Jim focused on their innovation strategy – making significant steps into on-demand business applications, aiming to support a hybrid approach allowing customers to mix on-demand and on-premise software. In addition they aim to increase support for running the applications on new mobile devices – this, of course, requires a separation of decision-making business logic from front-end logic. Hopefully this will see SAP investing more in its business rules capabilities (described under the SAP tag on the blog). All of this requires that processes and MDM can be orchestrated across this increasingly complex environment, even when non-SAP application components are involved. They are also rolling out more agile development methodologies (like those being described in the new SAP BPM book on which I am working with various other SAP folks).

Lots of interesting questions got asked and here are some of the responses that seem most interesting from a decisioning perspective:

  • In memory analytics will change the way high end analytics are deployed. Focused on a variety of partners to bring new approaches, new techniques into high-end analytic space. Still expect to work with SPSS in this regard but also looking for new technologies that take advantage from the ground up of in-memory analytics.
  • Business by Design, SAP’s easy to configure on-demand (SaaS) offering, is coming out this summer. Will be interesting to see the extent to which business rules are used to make it configurable.
  • Interesting challenge for a company like SAP is that different product lines, different deployment options have a different cycle. On premise software, for instance, cannot be updated too often as customers don’t want to constantly re-install. On-demand software, however, gets updated more often and on-device software is driven by a very dynamic consumer technology market. This is a large scale change, ensuring that different parts of the company can operate on the right timescale while remaining part of the same company. Personally I think that rules-based decision evolution is a key element of this and I hope to see some sign that SAP thinks this way too.
  • Asked about mergers and acquisitions – the point was made that Oracle has been much more aggressive – Bill and Jim acknowledged that they are going to be more aggressive going forward while remaining focused on innovation and an integrated, coherent business application suite rather than generating growth through acquisitions.

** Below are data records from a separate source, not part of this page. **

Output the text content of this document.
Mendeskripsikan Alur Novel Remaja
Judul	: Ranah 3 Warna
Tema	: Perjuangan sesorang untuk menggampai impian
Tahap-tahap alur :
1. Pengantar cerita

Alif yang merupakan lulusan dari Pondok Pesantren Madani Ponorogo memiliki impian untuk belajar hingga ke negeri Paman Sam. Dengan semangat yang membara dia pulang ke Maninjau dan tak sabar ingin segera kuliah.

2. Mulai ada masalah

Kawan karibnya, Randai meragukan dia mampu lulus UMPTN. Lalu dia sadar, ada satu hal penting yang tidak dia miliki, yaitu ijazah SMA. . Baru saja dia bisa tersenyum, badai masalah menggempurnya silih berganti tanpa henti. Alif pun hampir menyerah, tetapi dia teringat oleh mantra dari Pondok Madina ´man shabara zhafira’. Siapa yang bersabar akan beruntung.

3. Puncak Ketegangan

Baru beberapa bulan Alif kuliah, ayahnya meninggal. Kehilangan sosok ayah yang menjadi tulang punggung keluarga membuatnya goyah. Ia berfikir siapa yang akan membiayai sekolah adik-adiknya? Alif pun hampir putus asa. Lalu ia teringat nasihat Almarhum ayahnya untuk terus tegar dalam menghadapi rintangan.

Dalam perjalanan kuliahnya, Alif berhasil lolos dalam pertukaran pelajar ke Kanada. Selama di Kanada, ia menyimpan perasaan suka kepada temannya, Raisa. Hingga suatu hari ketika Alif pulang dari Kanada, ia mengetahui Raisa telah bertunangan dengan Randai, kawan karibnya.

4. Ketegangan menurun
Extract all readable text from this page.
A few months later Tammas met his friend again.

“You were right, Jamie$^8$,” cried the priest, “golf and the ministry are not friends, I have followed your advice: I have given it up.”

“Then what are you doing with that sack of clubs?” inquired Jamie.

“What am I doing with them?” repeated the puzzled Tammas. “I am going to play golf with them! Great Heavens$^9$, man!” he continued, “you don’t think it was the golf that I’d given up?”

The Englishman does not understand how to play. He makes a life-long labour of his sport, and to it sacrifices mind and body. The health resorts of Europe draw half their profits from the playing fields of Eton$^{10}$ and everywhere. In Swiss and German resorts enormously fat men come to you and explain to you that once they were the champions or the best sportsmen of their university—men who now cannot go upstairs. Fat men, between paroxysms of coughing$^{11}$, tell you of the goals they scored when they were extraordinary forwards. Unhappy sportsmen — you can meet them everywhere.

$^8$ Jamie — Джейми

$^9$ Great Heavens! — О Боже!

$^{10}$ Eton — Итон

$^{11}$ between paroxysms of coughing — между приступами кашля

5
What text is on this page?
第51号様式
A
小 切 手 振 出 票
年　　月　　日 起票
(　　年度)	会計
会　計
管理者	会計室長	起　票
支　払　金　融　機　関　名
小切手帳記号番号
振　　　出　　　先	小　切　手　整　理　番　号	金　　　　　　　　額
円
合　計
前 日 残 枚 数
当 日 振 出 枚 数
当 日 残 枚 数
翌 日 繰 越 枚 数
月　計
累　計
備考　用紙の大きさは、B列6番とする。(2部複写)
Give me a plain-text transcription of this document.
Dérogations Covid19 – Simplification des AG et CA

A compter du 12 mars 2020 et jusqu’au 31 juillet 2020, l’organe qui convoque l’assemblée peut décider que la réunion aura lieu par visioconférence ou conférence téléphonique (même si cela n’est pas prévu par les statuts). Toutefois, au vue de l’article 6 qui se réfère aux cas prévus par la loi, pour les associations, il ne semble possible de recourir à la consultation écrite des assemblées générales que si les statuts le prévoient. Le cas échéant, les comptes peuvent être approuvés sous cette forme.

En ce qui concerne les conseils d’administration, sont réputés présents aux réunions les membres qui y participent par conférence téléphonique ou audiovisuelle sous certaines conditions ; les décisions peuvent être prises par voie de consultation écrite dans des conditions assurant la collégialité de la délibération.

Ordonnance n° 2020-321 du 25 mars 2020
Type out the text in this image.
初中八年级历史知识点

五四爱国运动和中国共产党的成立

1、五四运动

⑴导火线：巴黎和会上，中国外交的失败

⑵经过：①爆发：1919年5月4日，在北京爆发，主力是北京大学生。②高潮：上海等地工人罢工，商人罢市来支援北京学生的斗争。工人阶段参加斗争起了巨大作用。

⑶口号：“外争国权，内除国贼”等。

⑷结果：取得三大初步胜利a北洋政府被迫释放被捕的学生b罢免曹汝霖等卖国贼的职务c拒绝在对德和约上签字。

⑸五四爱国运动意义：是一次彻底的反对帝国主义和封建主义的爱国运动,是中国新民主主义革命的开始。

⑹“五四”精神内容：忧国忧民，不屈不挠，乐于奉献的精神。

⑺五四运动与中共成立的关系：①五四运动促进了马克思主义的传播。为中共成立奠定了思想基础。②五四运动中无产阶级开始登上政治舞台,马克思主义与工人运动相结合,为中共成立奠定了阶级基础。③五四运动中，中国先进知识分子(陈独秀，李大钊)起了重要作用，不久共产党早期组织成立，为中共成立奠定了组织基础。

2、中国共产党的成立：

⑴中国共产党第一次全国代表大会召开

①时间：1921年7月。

As more and more established customers have been acquired (up to the acquisition of Chordiant by Pegasystems today) this is an interesting topic – increasingly SAP will have no option to grow through acquisitions but this may suit their corporate culture better anyway.
  • Asked about the trend (Oracle, IBM) to mix hardware and software they replied that they see a heterogeneous world that is in constant flux – customers never own one vendor’s complete set – so being good at working in this environment is key. Eliminating layers using hardware is good but they see working with multiple partners not owning their own. This requires collaboration with a mix of hardware partners rather than acquiring and integrating their own hardware. Customers don’t want vendor lock-in, they buy a business outcome not a “stack”.
  • SAP is not worried about the ownership of Java by Oracle – they see a vibrant, open, multi-company ecosystem around Java and don’t expect Oracle’s ownership to impact this. Interestingly they made the point that programming languages come and go and that Java is not therefore the be-all and end-all.

Interesting conversation, nice degree of openness and responsiveness – much improved over SAP TechEd where avoiding questions was the order of the day.